Santander fined for failure to capture 6M emails from employees
A coding error has turned out to be quite costly for Santander Investment Securities Inc, as the firm will have to pay a fine of $150,000 as a part of a settlement with the United States Financial Industry Regulatory Authority (FINRA).
From January 2014 through January 2019, Santander failed to capture approximately 6 million emails from 109 employee email accounts for supervisory review due to a coding error. The error was not identified and instead persisted because Santander did not reasonably monitor and test its system to ensure that emails were properly routed to the firm’s email review platform.
In January 2014, Santander changed its email server. Following the server switch, the existing process to ensure emails were journaled to the email review platform from the new server did not work as it had before. Santander had no process in place to ensure that emails from the new server were journaled to its email review platform as intended.
For example, the firm did not conduct an initial test to make sure that the process worked and that each new employee’s emails were in fact journaled to the review platform. Nor did the firm monitor the volume of email ingested into its review platform for irregularities or conduct any reconciliation of the email addresses to be monitored with the emails that were ingested. As a result, the firm did not discover the issue until January 2019.
After identifying the issue, Santander self-reported it pursuant to Rule 4530. The firm then investigated the underlying causes of the failure and implemented changes to its policies and procedures to prevent a similar issue going forward.

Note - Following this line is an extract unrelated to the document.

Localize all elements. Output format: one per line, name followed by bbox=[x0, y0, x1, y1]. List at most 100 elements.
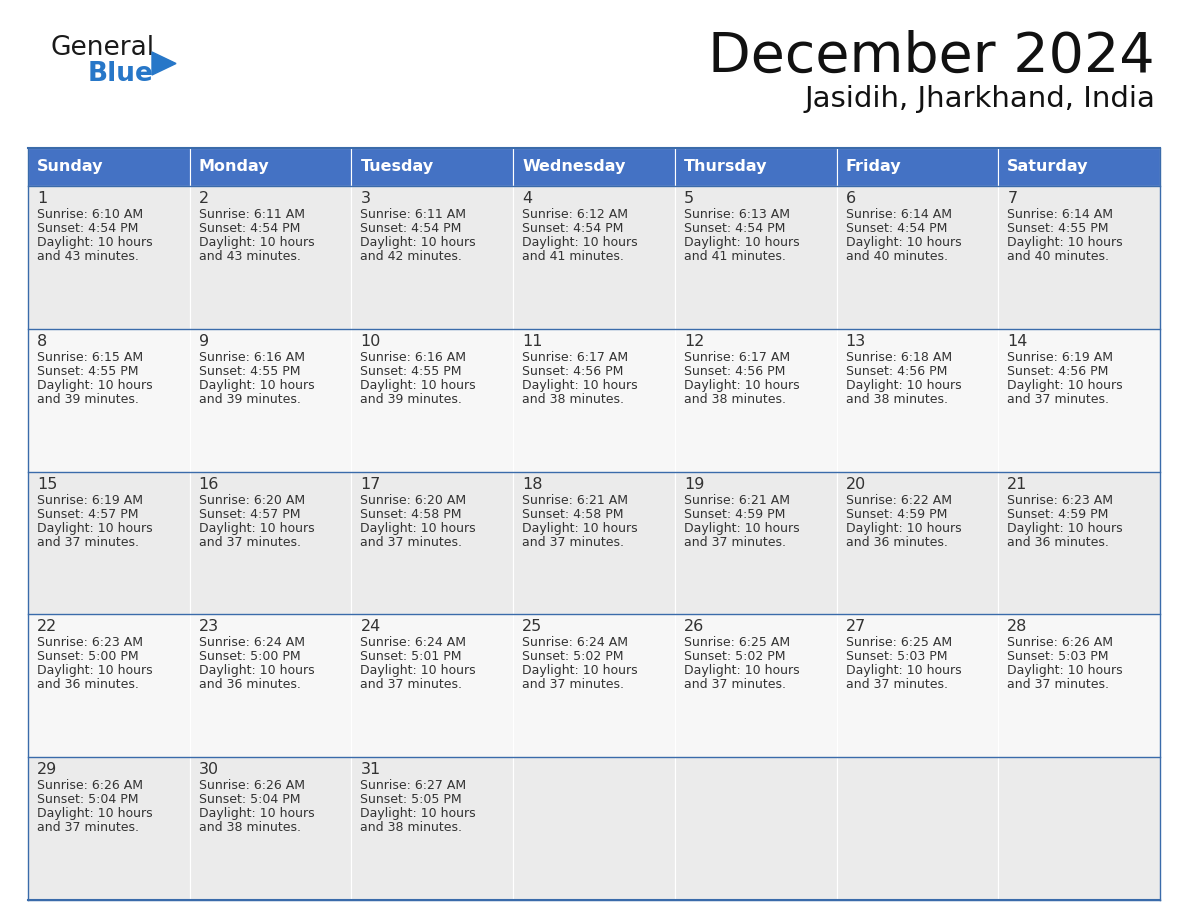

The firm also conducted a lookback review of a sample of the emails not initially captured.
In 2018, this failure affected more than three quarters of the firm’s employees subject to supervisory review.
Santander was found to have violated NASD Rule 3010 (for conduct before December 1, 2014), FINRA Rule 3110 (for conduct between December 1, 2014 and January 24, 2019) and 2010.
On top of the fine, the firm has agreed to a censure.